Student Research at Duke

I hope some people like my previous post, because you have no idea what kind of hell I had to go through to get it to work.  Thanks for reading!

        So, last night I sat down to make a post, and before I was done writing I had to get up to get my laundry.  Instinctively, I hit the “save” key to safeguard my work from deletion.  Apparently, I did not hit “save” in the correct way, because my computer interpreted the command as “delete.”  Clearly frustrated, I quit for the night.  So, about one hour ago I sat down and attempted to post again.  After completing a thoughtful and insightful post (in my opinion), I pressed the “publish” key, which the computer again interpreted as “delete.”  Anyway, I cannot say that I am particularly pleased.  So I will try one more time, although it will be touch to reproduce the gold that was my second attempt!  
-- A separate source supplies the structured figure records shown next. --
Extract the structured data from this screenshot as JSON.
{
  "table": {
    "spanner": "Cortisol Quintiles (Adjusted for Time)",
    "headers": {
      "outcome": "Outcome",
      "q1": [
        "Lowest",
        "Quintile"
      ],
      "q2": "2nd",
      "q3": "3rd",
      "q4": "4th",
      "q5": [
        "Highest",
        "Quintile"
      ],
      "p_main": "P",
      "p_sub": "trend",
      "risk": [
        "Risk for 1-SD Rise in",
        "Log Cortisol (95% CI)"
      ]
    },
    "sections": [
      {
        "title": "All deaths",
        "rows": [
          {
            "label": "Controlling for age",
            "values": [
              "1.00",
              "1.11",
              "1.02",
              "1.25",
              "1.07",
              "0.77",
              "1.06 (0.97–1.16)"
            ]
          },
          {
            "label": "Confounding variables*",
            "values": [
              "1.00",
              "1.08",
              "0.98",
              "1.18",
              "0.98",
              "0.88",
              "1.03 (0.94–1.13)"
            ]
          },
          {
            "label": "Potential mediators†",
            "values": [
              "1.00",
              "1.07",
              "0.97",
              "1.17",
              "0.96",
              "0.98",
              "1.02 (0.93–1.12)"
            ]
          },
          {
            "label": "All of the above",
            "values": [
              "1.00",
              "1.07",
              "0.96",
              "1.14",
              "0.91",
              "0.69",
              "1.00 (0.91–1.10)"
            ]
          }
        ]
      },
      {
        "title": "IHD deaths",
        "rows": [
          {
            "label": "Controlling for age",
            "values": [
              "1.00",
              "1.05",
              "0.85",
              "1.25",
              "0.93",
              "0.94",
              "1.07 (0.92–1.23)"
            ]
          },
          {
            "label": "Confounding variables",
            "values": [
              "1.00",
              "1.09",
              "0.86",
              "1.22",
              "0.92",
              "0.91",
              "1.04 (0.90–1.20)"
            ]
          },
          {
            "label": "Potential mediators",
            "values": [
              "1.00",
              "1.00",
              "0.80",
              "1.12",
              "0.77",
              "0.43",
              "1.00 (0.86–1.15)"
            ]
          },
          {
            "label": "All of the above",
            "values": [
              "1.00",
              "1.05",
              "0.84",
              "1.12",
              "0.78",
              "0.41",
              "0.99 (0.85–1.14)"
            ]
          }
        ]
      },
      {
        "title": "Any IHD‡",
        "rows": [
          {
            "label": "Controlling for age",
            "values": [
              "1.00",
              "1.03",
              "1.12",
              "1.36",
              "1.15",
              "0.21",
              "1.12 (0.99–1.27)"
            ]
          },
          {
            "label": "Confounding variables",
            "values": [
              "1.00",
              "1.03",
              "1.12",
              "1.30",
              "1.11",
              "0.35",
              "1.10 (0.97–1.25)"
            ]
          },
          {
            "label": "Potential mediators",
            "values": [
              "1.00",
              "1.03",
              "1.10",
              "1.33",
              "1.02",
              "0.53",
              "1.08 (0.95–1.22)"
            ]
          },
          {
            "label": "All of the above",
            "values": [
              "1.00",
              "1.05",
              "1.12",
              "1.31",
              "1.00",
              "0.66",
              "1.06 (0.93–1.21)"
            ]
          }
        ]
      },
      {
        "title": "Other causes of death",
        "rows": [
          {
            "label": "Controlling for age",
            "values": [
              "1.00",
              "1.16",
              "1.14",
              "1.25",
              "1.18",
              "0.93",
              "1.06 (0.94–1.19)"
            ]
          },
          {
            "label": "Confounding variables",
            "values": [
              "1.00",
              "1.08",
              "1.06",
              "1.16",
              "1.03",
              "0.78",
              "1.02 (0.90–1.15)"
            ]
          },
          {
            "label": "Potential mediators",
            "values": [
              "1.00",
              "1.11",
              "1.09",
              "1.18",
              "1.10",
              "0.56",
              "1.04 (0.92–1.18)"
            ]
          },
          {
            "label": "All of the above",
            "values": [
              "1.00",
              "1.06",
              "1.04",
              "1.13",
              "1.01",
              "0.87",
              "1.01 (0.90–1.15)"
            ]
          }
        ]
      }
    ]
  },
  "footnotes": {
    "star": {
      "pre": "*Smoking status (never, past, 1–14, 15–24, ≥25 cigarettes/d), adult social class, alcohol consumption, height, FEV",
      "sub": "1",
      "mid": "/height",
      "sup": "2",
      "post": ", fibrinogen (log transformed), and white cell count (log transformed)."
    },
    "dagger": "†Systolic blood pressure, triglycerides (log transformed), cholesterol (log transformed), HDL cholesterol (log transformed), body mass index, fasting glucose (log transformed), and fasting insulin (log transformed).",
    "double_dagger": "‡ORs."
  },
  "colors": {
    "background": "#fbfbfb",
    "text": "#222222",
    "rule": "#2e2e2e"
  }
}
  I began this week in the lab by splitting the line of cells that I have been taking care of, and followed that up by finishing the western blot I started last week.  One annoying aspect of the western blot (and many lab procedures) is that it takes a very long time.  For example, yesterday I first had to incubate my protein membrane with a primary antibody for one hour, change solutions three times and incubate for three ten minute intervals, then incubate with a secondary antibody for another hour followed by three ten-minute incubations with solution changes.  During those steps, there is not much that you can do other than sit and wait.  I almost wish that there was more work to do!  Anyway, after that was done I began to image the protein membranes.  If the previous steps had been done correctly, the antibodies of the previous steps should have bound to the protein of interest (Rac1) such that bands representing the protein would show up on the images.  I imaged the protein membranes using two different techniques: a specialized scanner and film.  Using the scanner was not particularly interesting, but imaging using the film was an experience.  I first had to go into a dark room.  The entrance to this little room was not like the usual door, but instead like a revolving door that was a small capsule that let in absolutely no light.  Most of the time we had to work in almost complete darkness in order to not destroy the films.  Anyway, the end result of all of this imaging showed that I had indeed isolated and marked Rac1, which was the main goal of this experiment.  Other aspects of the experiment could have been performed more efficiently/better, but it was for practice and I am sure that I will become completely proficient in the necessary lab procedures over the course of this program.  At this point in the program I feel pretty well adjusted to working in a lab.  Every day I am becoming more familiar with lab protocol and simply where everything is.  I am also used to walking to the lab every day and the hot and very, very humid conditions that make up the North Carolina climate. 

I realize that the purpose of this blog is to share my experiences in the Howard Hughes program, but there are some unrelated subjects that I feel I must discuss.  I believe that these outside topics will both make my blog more interesting and increase the readership, which we all know is key.   

1.) I am very dissapointed that Roger Federer once again failed in his bid to win the French Open and the career Grand Slam.  He was thwarted by none other than the clay-court king Rafael Nadal for the third time in a row.  I have nothing against Nadal, but for the time being he is nothing but a clay-court specialist (perhaps the best ever) whereas Federer is likely the best around player in the history of the game and deserves to have the career Grand Slam.  Barring injuries, Roger Federer will most likely shatter Pete Sampras’ record of 14 Grand Slam titles.     

2.) The San Antonio Spurs will crush the Cleveland Cavaliers.  Lebron is very good, but Tim Duncan and Tony Parker are too much and I predict the Cavs will lose at home tonight.    

3.) I am so sick and tired of hearing people say how good the New England Patriots are.  They haven’t even gone to training camp yet, much less played a game and so many people are ready to hand them the Super Bowl.  People, if you must crown them so prematurely, at least watch a regular season game or two.     Thanks for reading my blog.  Pictures will be coming soon, assuming the upload glitch was  fixed.

Well, this is my first post.  I never imagined that I would ever write a blog, but this was inevitable (The program told us we would all be writing blogs, and here I am), so I will try to do a good job.  All this week I have been working in Dr. Ryohei Yasuda’s lab in the neurobiology department, working under a post-doc named Hideji.  My research this summer will involve imaging two proteins called Rac1 and RhoA in living cells.  Doing this requires one to be able to exploit and understand a phenomenon called fluorescence resonance energy transfer, or FRET.  When I was first told this is what I would be doing, I was completely shocked as I had never even heard of this “FRET”, and it was supposed to be one of the principle concepts behind my project.  As I read more about the topic, I became very interested and I am glad that this is what I will be doing.

Unfortunately, there was no FRET this week.  Most of my time thus far has been spent becoming proficient in elementary lab techniques.  so far, the things I have learned are how to split cell cultures, make electrophoresis gel by hand, run an electrophoresis machine, and carry out western blotting, to name a few.  Hideji has been great showing me how to do all of these things, and I’m sure he’s had to take a good amount of time away from his own research to help me.  Anyway, its been a pretty good first week and I look forward to learning more and getting involved in the actual project.